Europacity : légumes contre bitume

Alors que le début des travaux est imminent, les opposants au projet Europcacity de Gonesse ont marché vers Matignon.

Une vingtaine de kilomètres, deux jours de marche. De quoi resserrer les rangs de la mobilisation avant que tout ne s’accélère pour les opposants à Europacity. Les 4 et 5 octobre, des centaines de militants ont participé à la marche citoyenne depuis le triangle de Gonesse (Val-d’Oise) jusqu’à Matignon pour demander l’abandon du projet Europacity : un mégacomplexe de commerces et de loisirs de 80 hectares, porté par le groupe Auchan associé au conglomérat chinois Wanda, qui prévoit de s’installer sur les terres agricoles de Gonesse, entre les aéroports du Bourget et de Roissy.

Mais ce projet démesuré n’est pas le seul à inquiéter les défenseurs de l’environnement et les riverains. Il s’inscrit dans une zone d’aménagement concerté (ZAC) de 300 hectares, où 130 hectares de bureaux devraient être aménagés. Et pour desservir les quelque 31 millions de visiteurs annuels attendus par les promoteurs, un arrêt de la future ligne 17 du Grand Paris Express doit également être construite. La gare, dont la seule vocation est de relier Paris à ce projet à 3,1 milliards d’euros, serait située à 1,7 km des premières habitations.

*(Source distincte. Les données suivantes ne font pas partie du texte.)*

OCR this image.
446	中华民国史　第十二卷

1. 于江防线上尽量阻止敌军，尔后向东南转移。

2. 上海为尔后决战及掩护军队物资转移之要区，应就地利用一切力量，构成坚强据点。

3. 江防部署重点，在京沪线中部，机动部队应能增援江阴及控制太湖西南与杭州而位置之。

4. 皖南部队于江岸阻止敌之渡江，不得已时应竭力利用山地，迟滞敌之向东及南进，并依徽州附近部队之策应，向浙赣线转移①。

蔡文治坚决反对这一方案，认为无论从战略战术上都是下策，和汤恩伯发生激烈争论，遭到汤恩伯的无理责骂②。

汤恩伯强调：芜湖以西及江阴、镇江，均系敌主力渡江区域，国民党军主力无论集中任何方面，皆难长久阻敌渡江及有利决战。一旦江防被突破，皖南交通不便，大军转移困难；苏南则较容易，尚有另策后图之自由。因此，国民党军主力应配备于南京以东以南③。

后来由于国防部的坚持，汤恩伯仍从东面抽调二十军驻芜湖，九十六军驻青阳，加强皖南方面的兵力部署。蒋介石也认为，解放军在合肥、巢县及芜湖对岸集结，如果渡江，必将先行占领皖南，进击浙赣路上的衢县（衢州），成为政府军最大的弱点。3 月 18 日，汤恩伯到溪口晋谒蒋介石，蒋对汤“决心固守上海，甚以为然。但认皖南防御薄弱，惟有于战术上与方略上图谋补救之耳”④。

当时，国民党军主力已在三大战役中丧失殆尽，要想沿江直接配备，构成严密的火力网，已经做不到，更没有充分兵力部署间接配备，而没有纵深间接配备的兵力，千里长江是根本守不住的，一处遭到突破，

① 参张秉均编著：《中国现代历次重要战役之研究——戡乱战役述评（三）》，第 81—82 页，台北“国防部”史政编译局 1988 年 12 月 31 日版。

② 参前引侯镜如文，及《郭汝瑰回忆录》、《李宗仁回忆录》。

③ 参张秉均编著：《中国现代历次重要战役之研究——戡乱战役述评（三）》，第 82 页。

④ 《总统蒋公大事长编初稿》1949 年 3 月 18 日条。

Au départ de la marche, sur les dernières terres cultivables d’Île-de-France, on s’inquiète justement du lancement (annoncé pour début novembre) des travaux de la gare. Dans le cortège, Bernard Loup, le président du Collectif pour le triangle de Gonesse (CPTG), rappelle les enjeux de la mobilisation : « Nous demandons l’abandon d’Europacity, mais aussi la remise à plat de tout le dossier et une véritable concertation. Cela nécessite d’arrêter les travaux de la gare, puisqu’il est impossible de prendre une décision qui irait vers l’abandon du projet tout en continuant la construction de la ligne 17, laquelle détruirait les terres et la qualité des sols sur 30 hectares. » Car, pour les opposants, l’imminence des travaux, alors même que des recours judiciaires sont en cours pour démontrer l’inutilité du projet, est un piège. Un passage en force de la Société du Grand Paris qui permettrait de justifier par la suite l’urbanisation de la zone et la légitimité du mégacomplexe.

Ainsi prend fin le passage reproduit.